Canola Genome Sequence Reveals Evolutionary 'Love Triangle'
Scientists recently discovered the genome sequence for canola, the second largest crop produced in the United States, paving the way for improved versions of the plant, according to new research.
Brassica napus, commonly known as canola, is a winter crop grown across much of Canada and its native Europe, as well as in the state of Georgia.
You probably recognize it more easily as canola oil, which is used in cooking and prized for its naturally low levels of saturated fat and rich supply of omega-3 fatty acids. The plant is also used to produce feed for farm animals and as an efficient source for biodiesel.
"This genome sequence opens new doors to accelerating the improvement of canola," Andrew Paterson, co-corresponding author for the study, said in a statement. "We can use this knowledge to tailor the plant's flowering time, make it more resistant to disease and improve a myriad of other traits that will make it more profitable for production in Georgia and across the country."
Canola has one of the most complex genomes among flowering plants, forming thousands of years ago during the Neolithic Era when two plant species - Brassica rapa and Brassica oleracea - combined in the wild.

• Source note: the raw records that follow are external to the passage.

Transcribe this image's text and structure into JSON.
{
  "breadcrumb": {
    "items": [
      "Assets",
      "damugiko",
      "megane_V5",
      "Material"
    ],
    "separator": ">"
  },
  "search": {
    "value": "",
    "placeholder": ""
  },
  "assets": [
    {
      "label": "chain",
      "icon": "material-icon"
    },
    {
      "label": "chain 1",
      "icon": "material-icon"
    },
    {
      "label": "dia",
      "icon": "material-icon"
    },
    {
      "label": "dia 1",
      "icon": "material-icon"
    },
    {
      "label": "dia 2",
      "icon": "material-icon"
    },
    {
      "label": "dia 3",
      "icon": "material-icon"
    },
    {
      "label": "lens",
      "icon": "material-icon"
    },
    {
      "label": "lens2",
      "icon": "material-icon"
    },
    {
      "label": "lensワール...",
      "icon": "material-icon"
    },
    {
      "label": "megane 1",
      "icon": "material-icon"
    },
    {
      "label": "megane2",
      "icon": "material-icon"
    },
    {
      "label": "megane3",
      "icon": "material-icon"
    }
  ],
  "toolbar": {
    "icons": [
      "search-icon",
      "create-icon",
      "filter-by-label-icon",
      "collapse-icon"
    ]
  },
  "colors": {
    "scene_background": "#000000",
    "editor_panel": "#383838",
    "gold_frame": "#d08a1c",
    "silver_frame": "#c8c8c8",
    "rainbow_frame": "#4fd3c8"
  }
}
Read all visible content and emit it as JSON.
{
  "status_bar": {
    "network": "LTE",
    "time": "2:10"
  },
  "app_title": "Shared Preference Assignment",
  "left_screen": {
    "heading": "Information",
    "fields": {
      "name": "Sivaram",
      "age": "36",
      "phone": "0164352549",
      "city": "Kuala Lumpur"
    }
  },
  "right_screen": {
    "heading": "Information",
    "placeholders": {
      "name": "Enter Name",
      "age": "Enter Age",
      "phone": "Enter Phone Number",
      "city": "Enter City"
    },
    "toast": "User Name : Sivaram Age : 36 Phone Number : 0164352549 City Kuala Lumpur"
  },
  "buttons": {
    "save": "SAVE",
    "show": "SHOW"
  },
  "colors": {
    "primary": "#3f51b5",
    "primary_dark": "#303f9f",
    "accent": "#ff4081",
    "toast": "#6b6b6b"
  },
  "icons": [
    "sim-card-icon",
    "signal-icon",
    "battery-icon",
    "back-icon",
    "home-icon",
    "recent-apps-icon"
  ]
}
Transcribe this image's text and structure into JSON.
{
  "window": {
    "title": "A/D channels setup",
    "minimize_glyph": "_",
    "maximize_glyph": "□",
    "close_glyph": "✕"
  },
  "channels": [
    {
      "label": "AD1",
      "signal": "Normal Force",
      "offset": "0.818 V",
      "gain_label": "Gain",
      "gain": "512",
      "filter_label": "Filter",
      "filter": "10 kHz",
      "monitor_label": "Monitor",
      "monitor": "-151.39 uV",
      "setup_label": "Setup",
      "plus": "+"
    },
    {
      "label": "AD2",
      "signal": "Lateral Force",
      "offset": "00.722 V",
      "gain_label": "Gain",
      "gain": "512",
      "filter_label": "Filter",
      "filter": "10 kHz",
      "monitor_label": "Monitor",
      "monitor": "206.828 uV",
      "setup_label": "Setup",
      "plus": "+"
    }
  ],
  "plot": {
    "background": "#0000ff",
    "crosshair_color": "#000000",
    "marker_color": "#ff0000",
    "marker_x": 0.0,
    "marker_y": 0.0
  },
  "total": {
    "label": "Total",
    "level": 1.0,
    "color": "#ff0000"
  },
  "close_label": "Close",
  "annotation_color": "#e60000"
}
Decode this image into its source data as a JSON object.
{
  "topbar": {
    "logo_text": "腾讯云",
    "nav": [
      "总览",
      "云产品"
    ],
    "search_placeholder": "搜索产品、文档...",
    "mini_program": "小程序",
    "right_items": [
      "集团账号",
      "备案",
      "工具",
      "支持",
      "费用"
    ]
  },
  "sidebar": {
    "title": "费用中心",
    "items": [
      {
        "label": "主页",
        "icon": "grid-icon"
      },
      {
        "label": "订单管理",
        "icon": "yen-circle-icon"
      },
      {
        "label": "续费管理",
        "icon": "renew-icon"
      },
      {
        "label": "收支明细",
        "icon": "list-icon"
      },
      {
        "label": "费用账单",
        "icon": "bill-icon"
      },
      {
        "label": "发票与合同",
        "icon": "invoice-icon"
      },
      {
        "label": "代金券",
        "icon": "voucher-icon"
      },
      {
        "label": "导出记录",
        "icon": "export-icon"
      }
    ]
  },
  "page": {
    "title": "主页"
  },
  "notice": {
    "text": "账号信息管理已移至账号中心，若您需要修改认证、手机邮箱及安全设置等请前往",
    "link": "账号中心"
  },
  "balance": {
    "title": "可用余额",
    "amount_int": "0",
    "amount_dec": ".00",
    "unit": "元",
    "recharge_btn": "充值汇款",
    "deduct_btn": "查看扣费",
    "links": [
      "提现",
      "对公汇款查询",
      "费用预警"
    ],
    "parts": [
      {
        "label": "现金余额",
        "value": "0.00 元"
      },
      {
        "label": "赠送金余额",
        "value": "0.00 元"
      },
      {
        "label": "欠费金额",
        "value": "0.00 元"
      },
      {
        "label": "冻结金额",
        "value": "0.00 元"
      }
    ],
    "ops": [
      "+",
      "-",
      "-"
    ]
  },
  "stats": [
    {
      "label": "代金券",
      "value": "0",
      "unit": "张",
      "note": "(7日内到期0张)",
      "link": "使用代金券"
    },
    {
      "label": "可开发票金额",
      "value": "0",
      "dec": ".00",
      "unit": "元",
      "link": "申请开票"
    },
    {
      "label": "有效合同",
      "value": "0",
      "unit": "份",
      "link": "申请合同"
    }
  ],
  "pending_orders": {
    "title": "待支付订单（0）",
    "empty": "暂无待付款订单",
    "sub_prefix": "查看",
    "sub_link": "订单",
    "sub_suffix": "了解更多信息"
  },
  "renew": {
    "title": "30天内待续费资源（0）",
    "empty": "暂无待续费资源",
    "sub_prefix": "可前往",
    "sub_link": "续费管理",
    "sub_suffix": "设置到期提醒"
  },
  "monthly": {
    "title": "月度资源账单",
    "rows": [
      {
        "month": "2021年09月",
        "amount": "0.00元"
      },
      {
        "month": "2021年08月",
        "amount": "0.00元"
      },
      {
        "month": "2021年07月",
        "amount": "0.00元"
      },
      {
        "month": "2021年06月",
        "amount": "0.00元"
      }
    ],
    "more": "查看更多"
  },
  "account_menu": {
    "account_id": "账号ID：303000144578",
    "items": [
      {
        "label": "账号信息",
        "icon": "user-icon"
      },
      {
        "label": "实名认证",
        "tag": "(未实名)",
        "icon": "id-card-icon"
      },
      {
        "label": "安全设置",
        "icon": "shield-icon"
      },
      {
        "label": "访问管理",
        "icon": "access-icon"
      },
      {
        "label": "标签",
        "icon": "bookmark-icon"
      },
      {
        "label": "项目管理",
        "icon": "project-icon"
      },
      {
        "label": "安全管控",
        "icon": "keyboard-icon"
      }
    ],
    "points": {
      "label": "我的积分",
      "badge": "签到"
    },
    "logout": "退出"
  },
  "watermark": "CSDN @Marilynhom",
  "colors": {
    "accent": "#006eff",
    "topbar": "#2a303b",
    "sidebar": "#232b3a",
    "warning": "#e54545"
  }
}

"Understanding the genomes of B. rapa and B. oleracea was key to piecing together the canola genome," Paterson explained. "It's like a genetic love triangle between the three species, with canola sometimes favoring genes from B. rapa or B. oleracea or sometimes both."
This discovery will allow for improved versions of the plant, which is important considering we are in a world looking for more environmentally friendly fuel alternatives. Ultimately, this genome sequence may help researchers develop feedstocks that are suited to more sustainable biofuel production.
The study's findings were published Aug. 22 in the journal Science.